Friday 29 April 2016

Was Hitler a Zionist?

Yesterday, British politics was plunged into an improbable, yet nonetheless frenzied discussion of Adolf Hitler and Zionism.  Despite the multifarious threats of ISIS, the Migration Crisis, the EU's slow-motion car crash and the faltering world economy - journalists were quoting Mein Kampf and dissecting the finer points of Hitler's policies towards the Jews.

The reason for this rather preposterous state of affairs was the veteran left-wing politician, Ken Livingstone, who - on riding to the support of a Labour MP, Naz Shah, who was exposed as having made anti-Semitic remarks - successfully poured fuel on the flames.  Apropos of not very much, he said in a radio interview:

"Let’s remember when Hitler won his election in 1932, his policy then was that Jews should be moved to Israel. He was supporting Zionism – this before he went mad and ended up killing six million Jews."

Now, given the obvious historical ignorance on show in that sentence - Hitler didn't "win" an election, he was appointed Chancellor in 1933, he didn't "go mad" and Israel was not established until 1948 - it is perhaps surprising that Livingstone's suggestion that Hitler supported Zionism was given any credence at all, but the press (and others) nonetheless had a field day.  So let's give the subject the once over.

Hitler was an anti-Semite.  He was an ingrained and impassioned anti-Semite.  Anti-Semitism was the guiding principle of his political life and it ran through his career like the text in a stick of seaside rock.  Hitler's primary political ambition was to remove the Jews from Germany.  As we all know, this he would later do by extermination in the Holocaust - but in the early years of the Third Reich, he sought to do it by "encouraging" emigration; making conditions for Jews within Germany so bad through boycotts, purges and persecution, that they would opt to leave of their own accord.  In this, indeed, he was relatively successful.  Between 1933 and 1939, the Jewish population of Germany fell from over 500,000 to little over 200,000, with German Jews finding refuge across Europe and the wider world.

Some of those emigrants found their way to British Mandated Palestine - or, as Ken Livingstone would put it: "Israel".  Indeed, there was a scheme in place called the Ha'avara Agreement, made in 1933 between the new Nazi government and Zionist German Jews, to facilitate emigration to Palestine.  It required the payment, up front, of a £1,000 fee, which would be used to effectively 'purchase' the possessions of would-be emigrants, thereby neatly getting around the fundamental problem that the Nazis did not allow German Jews to remove their property and wealth from the country.
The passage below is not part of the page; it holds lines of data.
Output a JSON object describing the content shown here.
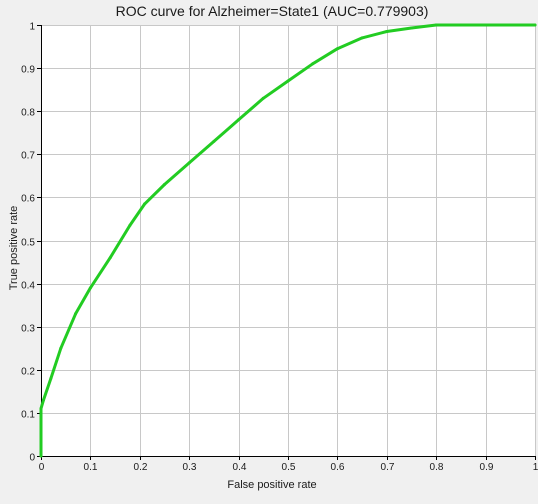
{
  "chart_data": {
    "type": "line",
    "title": "ROC curve for Alzheimer=State1 (AUC=0.779903)",
    "xlabel": "False positive rate",
    "ylabel": "True positive rate",
    "xlim": [
      0,
      1
    ],
    "ylim": [
      0,
      1
    ],
    "xticks": [
      "0",
      "0.1",
      "0.2",
      "0.3",
      "0.4",
      "0.5",
      "0.6",
      "0.7",
      "0.8",
      "0.9",
      "1"
    ],
    "yticks": [
      "0",
      "0.1",
      "0.2",
      "0.3",
      "0.4",
      "0.5",
      "0.6",
      "0.7",
      "0.8",
      "0.9",
      "1"
    ],
    "grid": true,
    "legend": "none",
    "series": [
      {
        "color": "#22cc22",
        "x": [
          0,
          0,
          0.005,
          0.02,
          0.04,
          0.07,
          0.1,
          0.14,
          0.18,
          0.21,
          0.25,
          0.3,
          0.35,
          0.4,
          0.45,
          0.5,
          0.55,
          0.6,
          0.65,
          0.7,
          0.75,
          0.8,
          0.85,
          0.9,
          0.95,
          1
        ],
        "y": [
          0,
          0.11,
          0.13,
          0.18,
          0.25,
          0.33,
          0.39,
          0.46,
          0.535,
          0.585,
          0.63,
          0.68,
          0.73,
          0.78,
          0.83,
          0.87,
          0.91,
          0.945,
          0.97,
          0.985,
          0.993,
          1,
          1,
          1,
          1,
          1
        ]
      }
    ]
  }
}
This shakedown of the desperate might feasibly be what Livingstone was referring to when he stated that Hitler "supported Zionism".  But, there are a number of caveats that he should perhaps have borne in mind.  For one thing, Hitler was no fan of the Ha'avara arrangement, fearing that the Jews - if concentrated in Palestine - would simply form a new outpost of his imagined "Grand Jewish Conspiracy".  Neither were all German Jews "Zionists" - Zionism was a particular strand of Jewish political thought and was by no means shared by all German Jews, even in the increasingly perilous situation that they found themselves in the 1930s.  Also, the British in Palestine were far from enthusiastic about encouraging a wave of Jewish emigration that would be bound to upset their fractious province.  In addition to all that, the up front costs of the Ha'avara deal meant that many German Jews were unable to take up the offer, even had they wanted to.  In the end, some 50,000 German Jews used the scheme, barely one in six of the total that left Germany between 1933 and 1939.

So, there was a Zionist arrangement of sorts with Hitler's Germany - but to conclude that Hitler therefore "supported Zionism" is not only historically inaccurate, it is historically illiterate.  But then, this particular storm in a teacup was never really about history. It was just a crude, rather cretinous attempt to smear by association.